What will most likely become a key part of the election debate, the 2013 tax rates won’t be dealt with until December. This leaves a gaping void for taxpayers and businesses on how to proceed for the rest of the year.
This is why it’s never too early to look at potential tax changes. It might save you money later. Of course, to do that, we need to look at the potential 2013 tax rates.
The 2013 federal income tax brackets were finalized with the signing of the American Taxpayer Relief Act.
The Possible 2013 Tax Rates
Back in 2010, the Bush tax cuts were extended for two years. These expiring tax cuts will increase the income tax, long-term capital gains tax, and qualified dividends tax.
When we compare the possible 2013 tax rates to the 2012 tax rates it doesn’t look good. These increases will have the biggest impact on your income and might just change how you investment going into next year.
2012 Tax Rates | 2013 Tax Rates | 2012 Long Term Capital Gains Tax | 2013 Long Term Capital Gains Tax | 2012 Qualified Dividend Tax | 2013 Qualified Dividend Tax |
10% | 15% | 0% | 10% | 0% | 15% |
15% | 15% | 0% | 10% | 0% | 15% |
25% | 28% | 15% | 20% | 15% | 28% |
28% | 31% | 15% | 20% | 15% | 31% |
33% | 36% | 15% | 20% | 15% | 36% |
35% | 39.6% | 15% | 20% | 15% | 39.6% |
Other Expiring Tax Policies
The payroll tax cuts will also expire at the end of the year. This amounted to a 2% reduction in the payroll tax that funds Social Security. The reduction gave a small boost to employee paychecks for the past two years and helped bolster a slowly growing economy.

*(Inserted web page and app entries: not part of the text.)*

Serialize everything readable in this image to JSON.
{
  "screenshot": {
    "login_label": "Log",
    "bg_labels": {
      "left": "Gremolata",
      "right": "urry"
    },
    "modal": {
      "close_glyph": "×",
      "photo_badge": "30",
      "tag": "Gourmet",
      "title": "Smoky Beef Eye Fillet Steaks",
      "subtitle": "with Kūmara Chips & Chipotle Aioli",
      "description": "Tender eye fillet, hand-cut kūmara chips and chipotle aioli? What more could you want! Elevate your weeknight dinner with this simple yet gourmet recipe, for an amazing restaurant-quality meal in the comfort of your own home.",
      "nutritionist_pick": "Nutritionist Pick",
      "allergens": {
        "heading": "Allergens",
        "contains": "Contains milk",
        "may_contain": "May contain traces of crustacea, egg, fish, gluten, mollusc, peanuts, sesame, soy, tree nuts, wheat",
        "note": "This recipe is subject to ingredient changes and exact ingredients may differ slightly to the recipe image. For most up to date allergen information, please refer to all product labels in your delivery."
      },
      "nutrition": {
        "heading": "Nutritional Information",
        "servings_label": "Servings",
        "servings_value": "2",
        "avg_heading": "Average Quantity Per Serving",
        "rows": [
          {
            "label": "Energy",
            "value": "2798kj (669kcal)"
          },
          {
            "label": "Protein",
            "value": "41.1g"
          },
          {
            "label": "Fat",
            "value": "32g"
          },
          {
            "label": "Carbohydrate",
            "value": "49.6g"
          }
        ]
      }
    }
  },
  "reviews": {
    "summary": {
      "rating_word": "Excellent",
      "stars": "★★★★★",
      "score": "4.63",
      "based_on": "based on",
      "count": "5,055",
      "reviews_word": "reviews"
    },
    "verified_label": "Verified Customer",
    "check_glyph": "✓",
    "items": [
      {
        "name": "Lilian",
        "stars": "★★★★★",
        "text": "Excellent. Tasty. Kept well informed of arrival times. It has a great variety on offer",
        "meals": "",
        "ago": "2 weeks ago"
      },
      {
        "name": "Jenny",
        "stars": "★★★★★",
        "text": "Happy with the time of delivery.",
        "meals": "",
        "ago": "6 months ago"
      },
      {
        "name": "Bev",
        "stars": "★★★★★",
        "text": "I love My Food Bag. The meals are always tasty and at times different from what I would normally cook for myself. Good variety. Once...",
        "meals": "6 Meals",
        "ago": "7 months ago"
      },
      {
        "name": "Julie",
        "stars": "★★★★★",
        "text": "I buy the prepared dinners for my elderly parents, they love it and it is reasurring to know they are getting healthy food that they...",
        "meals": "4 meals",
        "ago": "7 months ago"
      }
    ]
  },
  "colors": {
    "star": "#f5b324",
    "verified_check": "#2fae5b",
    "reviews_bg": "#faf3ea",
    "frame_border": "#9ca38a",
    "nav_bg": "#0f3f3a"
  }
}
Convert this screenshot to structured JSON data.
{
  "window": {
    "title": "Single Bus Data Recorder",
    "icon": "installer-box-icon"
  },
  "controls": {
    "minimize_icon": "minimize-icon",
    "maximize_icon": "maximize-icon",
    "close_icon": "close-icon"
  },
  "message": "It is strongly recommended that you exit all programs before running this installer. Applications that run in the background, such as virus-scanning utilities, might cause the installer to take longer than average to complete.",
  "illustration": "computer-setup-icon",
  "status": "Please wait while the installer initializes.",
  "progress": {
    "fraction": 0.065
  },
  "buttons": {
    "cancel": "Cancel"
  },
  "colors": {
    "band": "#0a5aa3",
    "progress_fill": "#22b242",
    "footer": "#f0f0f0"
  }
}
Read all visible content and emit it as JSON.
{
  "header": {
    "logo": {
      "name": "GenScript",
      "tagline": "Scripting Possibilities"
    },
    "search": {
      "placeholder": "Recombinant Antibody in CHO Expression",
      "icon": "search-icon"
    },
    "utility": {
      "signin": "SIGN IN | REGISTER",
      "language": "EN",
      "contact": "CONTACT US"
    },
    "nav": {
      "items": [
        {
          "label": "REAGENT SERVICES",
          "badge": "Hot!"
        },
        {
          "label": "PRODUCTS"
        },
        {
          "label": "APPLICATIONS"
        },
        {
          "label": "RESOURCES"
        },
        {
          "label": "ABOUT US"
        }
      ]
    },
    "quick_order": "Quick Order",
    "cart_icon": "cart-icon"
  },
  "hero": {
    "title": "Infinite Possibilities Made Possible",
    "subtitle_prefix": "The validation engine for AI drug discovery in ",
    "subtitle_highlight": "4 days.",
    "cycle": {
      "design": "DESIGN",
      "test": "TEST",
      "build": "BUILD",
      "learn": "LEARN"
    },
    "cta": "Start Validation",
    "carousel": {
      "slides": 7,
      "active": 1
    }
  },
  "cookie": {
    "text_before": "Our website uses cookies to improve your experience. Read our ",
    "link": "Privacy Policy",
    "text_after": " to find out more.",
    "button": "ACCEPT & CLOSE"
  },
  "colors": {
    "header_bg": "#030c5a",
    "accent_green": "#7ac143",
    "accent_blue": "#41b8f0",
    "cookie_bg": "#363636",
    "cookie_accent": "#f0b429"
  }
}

There are several other tax policies set to expire or take effect in 2013. Those include:
- American Opportunity Tax Credit expires
- Child Tax Credit reduced from $1,000 to $500 per child
- Reduction in marriage penalty expires
- Alternative Minimum Tax patch expires
- Estate tax increase
- 100% business expensing expires
- New health care taxes take effect
When you add it all up, the total tax increase amounts to about $500 billion. Which should make a good dent in the economy for at least the first half of 2013. If the markets haven’t started forecasting this, it will. It’s just another reason to review your investments early and get a little defensive.
The Economic Impact
The reality is $500 billion may not sound like a lot when we compare it to the U.S. economy. It amounts to about 3.4% of the entire U.S. GDP. To put that in perspective, early economic growth estimates for 2013 fall between 2% and 3%. Simply put, the 2013 tax rates increase could wipe out about a years worth of economic growth.
There are bigger implications, though. The tax hike will eventually trickle down to affect job hiring, personal and corporate spending, and a slew of other economic indicators that could all turn south. All signs point to a stagnant 2013 economy that could bleed into 2014. And Congress understands this. At least they say they do.
Of course, the fiscal cliff does have its benefits. Letting all the tax cuts expire will provide a nice windfall for the government and help cut the deficit considerably over the next decade. This doesn’t take into consideration any Budget Control Act spending cuts that are set to automatically kick in at the start of 2013. Which will just add fuel to the fire.
By Congress not acting, it puts the markets on the defensive. Even though the basic belief is that something will be done by December, we’re still stuck in limbo by an inactive Congress until something is done.
While we wait to hear the final results for the 2013 tax rates, it’s always good to have a Plan B. A few options might include setting a lower U.S. equity allocation, slowly moving into more tax advantaged assets, or just being more conservative with your investments until the 2013 tax rates are finalized. Regardless, being ready for any possible tax changes early can save you the headache of dealing with it later.